I knew the gym was in urgent need of an instructor qualified to teach both mat and equipment classes, as certified Pilates instructors are consistently in high demand in this area. However, when I asked about the compensation during a meeting with the manager, I was quoted a price below market rate. The explanation was that boutique studios pay instructors more than gyms. Since the schedule was flexible and the location desirable, I rationalized it by telling myself that I was being compensated in other, non-monetary ways.
Shortly after accepting the position I realized that there were many other differences between the ways that boutique studios and gyms operate. The most significant being tracking clients and documenting classes. As the months went on, I found myself becoming agitated about the level of paperwork and emails I received and sent related to managing client accounts. I signed on to teach outstanding Pilates classes; not complete unnecessary paperwork!
When the manger called a meeting with me to discuss the new client management system I decided to address some of my concerns. I had determined beforehand that I was willing to leave the gym depending on the outcome of the discussion. Foremost on my mind were the standards I had set for myself in preparation for the discussion:
1. I am a highly-skilled Pilates instructor with seven years of experience and excellent client reviews.
2. XXX is my rate and I will respectfully decline anything less.
3. I have signed a contract to teach Pilates and if there is no way to reduce / eliminate the paperwork, then the gym and I are not a great fit.
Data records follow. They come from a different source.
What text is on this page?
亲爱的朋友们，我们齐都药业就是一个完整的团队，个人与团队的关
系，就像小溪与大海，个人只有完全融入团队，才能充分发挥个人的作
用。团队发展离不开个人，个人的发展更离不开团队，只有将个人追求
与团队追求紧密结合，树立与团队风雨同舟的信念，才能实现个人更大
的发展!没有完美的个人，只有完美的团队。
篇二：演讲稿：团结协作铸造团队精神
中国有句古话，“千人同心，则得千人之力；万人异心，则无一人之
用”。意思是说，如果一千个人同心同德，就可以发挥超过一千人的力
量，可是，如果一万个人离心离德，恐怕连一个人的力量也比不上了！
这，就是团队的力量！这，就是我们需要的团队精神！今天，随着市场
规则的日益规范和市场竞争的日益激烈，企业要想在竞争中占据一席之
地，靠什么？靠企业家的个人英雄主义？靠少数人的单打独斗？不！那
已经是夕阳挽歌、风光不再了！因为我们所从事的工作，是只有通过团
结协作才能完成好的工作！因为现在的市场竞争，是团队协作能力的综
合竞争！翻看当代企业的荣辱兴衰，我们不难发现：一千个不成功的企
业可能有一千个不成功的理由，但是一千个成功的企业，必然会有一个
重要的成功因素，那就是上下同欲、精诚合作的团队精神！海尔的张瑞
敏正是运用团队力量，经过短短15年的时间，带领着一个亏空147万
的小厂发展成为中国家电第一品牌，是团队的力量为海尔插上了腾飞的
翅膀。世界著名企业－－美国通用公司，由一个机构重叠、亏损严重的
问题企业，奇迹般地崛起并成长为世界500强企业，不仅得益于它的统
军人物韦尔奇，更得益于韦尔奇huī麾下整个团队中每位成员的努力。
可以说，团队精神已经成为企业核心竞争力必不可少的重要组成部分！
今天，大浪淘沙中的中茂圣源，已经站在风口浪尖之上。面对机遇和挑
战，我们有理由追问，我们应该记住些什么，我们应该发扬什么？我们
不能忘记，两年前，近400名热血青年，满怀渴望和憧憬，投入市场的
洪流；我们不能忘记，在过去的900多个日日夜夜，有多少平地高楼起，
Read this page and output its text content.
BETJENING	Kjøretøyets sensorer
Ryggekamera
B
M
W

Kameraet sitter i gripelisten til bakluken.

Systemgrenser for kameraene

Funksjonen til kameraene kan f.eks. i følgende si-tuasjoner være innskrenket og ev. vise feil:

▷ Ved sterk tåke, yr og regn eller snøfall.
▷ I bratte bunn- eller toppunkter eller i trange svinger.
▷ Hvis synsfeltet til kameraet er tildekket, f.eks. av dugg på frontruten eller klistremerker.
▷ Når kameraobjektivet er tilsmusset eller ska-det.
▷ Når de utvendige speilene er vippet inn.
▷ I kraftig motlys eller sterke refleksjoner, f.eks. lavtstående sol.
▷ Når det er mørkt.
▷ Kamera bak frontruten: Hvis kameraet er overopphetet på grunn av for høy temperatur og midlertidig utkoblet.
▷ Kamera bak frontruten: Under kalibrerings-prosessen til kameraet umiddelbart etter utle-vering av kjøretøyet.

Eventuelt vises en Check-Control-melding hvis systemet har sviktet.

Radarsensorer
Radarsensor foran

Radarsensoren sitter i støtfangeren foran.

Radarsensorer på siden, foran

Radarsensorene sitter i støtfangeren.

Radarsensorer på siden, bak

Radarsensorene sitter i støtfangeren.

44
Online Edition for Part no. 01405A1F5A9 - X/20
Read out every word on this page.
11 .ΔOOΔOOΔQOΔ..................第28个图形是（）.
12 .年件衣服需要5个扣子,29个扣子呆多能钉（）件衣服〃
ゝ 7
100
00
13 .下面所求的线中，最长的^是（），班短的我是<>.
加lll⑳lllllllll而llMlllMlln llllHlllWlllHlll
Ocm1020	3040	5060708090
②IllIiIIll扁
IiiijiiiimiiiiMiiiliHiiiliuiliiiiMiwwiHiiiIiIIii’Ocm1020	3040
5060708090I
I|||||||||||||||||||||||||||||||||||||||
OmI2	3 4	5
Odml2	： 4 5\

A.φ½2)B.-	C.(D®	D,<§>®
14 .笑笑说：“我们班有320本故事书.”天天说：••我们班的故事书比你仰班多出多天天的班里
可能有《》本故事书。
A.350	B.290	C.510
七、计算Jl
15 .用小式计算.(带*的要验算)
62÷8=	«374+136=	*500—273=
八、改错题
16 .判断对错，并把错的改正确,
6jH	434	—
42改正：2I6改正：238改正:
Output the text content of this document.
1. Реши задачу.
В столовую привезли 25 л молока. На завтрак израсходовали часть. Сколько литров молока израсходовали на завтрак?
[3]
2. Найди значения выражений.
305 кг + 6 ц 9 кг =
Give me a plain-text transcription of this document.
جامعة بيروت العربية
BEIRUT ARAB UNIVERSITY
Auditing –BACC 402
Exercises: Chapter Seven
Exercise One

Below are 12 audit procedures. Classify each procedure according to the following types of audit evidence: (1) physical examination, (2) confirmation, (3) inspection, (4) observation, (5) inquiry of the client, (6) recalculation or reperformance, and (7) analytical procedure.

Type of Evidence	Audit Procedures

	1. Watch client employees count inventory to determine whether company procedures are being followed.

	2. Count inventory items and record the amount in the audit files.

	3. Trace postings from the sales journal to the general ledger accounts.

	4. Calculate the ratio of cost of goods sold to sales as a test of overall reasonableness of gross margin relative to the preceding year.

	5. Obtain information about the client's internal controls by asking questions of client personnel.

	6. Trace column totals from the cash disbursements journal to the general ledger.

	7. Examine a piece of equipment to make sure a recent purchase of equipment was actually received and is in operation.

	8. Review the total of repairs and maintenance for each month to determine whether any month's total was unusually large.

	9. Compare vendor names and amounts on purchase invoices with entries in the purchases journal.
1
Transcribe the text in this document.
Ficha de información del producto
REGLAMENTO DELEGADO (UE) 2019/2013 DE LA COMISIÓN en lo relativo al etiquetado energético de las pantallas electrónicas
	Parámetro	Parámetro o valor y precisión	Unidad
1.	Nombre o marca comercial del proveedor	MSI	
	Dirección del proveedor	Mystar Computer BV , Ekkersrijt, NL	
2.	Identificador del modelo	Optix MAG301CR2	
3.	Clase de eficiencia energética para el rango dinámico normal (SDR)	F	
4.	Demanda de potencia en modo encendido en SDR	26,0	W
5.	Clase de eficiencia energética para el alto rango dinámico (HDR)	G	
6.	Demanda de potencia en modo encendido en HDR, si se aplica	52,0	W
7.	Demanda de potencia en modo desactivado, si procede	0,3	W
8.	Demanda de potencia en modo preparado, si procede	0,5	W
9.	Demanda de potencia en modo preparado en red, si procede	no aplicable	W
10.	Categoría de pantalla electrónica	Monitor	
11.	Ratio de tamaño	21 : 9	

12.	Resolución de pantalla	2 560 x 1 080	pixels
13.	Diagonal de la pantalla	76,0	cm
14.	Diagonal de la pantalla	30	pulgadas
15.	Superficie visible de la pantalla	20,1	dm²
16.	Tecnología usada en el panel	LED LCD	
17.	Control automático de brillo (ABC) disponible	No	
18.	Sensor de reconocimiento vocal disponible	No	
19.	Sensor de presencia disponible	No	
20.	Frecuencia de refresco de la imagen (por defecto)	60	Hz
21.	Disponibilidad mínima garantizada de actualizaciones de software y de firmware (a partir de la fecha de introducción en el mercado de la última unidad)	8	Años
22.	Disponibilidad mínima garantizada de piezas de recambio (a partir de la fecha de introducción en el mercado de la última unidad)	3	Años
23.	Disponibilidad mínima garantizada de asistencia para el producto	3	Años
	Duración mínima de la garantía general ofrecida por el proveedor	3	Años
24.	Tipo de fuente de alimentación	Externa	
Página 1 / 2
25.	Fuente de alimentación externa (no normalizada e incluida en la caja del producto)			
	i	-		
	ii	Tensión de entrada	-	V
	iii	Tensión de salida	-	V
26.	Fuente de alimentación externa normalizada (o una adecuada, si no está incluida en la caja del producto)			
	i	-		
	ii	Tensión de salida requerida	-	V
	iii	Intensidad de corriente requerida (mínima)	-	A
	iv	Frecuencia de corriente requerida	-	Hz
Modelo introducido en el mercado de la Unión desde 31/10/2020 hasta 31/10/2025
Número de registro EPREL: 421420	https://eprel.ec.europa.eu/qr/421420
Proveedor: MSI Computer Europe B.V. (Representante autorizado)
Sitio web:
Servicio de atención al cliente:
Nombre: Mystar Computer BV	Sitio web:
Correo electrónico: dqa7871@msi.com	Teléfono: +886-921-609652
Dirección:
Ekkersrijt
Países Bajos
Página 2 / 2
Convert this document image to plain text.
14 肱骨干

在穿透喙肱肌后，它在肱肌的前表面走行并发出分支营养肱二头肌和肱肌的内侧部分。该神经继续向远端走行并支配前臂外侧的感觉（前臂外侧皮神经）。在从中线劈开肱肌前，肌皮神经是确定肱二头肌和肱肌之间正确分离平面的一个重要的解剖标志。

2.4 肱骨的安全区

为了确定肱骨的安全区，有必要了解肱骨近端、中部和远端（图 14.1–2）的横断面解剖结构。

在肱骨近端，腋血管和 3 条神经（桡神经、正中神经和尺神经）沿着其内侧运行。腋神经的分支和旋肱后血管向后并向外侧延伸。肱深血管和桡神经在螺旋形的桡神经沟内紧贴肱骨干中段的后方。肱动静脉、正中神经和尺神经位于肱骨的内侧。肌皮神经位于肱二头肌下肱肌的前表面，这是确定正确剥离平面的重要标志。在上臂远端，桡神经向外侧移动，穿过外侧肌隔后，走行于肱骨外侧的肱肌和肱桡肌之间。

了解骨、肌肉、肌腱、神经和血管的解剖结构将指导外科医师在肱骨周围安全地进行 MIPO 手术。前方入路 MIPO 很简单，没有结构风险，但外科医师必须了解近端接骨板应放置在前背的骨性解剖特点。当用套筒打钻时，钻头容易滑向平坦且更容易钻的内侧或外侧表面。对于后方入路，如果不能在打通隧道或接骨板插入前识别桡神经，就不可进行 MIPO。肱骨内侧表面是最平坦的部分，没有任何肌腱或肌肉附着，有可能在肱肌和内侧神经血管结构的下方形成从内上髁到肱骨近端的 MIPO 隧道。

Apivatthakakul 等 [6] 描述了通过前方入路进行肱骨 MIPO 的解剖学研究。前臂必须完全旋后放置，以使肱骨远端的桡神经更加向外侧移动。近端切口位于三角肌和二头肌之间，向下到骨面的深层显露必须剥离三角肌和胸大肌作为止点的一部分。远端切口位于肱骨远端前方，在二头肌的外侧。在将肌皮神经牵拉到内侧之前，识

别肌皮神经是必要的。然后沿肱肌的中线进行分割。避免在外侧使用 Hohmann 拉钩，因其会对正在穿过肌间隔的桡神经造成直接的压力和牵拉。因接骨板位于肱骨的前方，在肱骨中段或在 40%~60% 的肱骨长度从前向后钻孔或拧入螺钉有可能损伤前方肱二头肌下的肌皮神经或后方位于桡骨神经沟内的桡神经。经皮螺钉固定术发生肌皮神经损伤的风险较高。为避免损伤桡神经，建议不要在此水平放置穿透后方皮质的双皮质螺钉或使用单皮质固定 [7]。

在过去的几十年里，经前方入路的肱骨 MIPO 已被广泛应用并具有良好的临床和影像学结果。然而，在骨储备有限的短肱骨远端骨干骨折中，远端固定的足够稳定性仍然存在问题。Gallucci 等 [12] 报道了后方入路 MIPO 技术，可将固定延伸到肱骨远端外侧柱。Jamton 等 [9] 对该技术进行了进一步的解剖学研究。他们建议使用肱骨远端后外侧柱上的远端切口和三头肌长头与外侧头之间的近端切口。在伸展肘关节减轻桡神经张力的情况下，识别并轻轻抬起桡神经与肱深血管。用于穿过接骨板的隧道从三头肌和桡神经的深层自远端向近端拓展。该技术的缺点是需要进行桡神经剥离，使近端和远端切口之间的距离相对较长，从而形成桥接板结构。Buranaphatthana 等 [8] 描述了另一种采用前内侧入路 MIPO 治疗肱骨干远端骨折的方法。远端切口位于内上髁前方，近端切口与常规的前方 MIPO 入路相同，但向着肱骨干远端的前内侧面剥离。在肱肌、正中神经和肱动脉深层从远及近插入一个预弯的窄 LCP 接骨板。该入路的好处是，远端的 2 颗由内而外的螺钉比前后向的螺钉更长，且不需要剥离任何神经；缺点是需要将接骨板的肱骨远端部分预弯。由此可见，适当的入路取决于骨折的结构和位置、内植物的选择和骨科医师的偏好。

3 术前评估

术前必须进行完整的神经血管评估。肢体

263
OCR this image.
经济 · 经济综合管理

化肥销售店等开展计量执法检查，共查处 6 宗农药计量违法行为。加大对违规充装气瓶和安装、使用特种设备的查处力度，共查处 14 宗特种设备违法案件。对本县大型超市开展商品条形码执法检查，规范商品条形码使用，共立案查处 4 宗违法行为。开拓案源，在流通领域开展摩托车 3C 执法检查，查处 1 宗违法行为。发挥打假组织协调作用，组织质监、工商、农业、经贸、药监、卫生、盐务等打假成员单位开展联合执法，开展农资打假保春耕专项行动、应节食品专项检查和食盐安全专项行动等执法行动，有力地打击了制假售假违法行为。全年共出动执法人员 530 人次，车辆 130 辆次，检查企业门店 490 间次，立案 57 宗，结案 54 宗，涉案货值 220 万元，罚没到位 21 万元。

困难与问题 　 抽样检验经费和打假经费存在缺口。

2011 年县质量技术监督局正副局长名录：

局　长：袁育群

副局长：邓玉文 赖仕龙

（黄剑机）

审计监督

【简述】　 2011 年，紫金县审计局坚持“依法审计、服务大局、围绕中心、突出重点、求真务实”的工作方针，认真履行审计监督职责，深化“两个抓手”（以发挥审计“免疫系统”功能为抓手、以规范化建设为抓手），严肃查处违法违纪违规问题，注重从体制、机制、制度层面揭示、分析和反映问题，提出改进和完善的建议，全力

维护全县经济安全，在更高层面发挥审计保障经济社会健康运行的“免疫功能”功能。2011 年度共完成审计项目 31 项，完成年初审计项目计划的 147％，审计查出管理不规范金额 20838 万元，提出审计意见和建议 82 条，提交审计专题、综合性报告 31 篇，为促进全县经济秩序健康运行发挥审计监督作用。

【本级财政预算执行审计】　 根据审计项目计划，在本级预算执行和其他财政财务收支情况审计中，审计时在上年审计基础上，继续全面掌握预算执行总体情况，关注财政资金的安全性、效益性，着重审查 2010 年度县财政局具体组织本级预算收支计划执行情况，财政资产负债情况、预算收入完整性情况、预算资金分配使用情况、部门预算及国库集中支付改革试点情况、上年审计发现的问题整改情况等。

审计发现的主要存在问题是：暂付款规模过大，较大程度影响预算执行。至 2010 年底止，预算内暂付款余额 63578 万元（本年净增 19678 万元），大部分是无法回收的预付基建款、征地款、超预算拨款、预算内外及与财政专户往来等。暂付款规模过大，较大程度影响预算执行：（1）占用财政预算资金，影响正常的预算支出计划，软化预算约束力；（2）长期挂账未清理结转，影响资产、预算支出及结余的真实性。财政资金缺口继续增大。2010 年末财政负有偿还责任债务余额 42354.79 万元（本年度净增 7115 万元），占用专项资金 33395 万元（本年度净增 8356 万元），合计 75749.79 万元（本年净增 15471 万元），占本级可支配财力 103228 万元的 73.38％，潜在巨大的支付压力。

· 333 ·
My tone and demeanor were gracious and respectful as I laid out my terms. By the end of the conversation, I had the increase in compensation I desired, and significantly reduced paperwork! The manager even uttered the words “We will do whatever it takes to keep you.” I floated out of her office feeling proud, valued, and great at what I do. Had I suddenly become a better Pilates instructor while in her office? Of course not; but I went in knowing the quality of my skill set, it’s value to the market, and what I was willing and not willing to accept. The desperate energy I may have exuded had I not done the work beforehand was replaced by an aura of confidence and self-awareness, which made all the difference.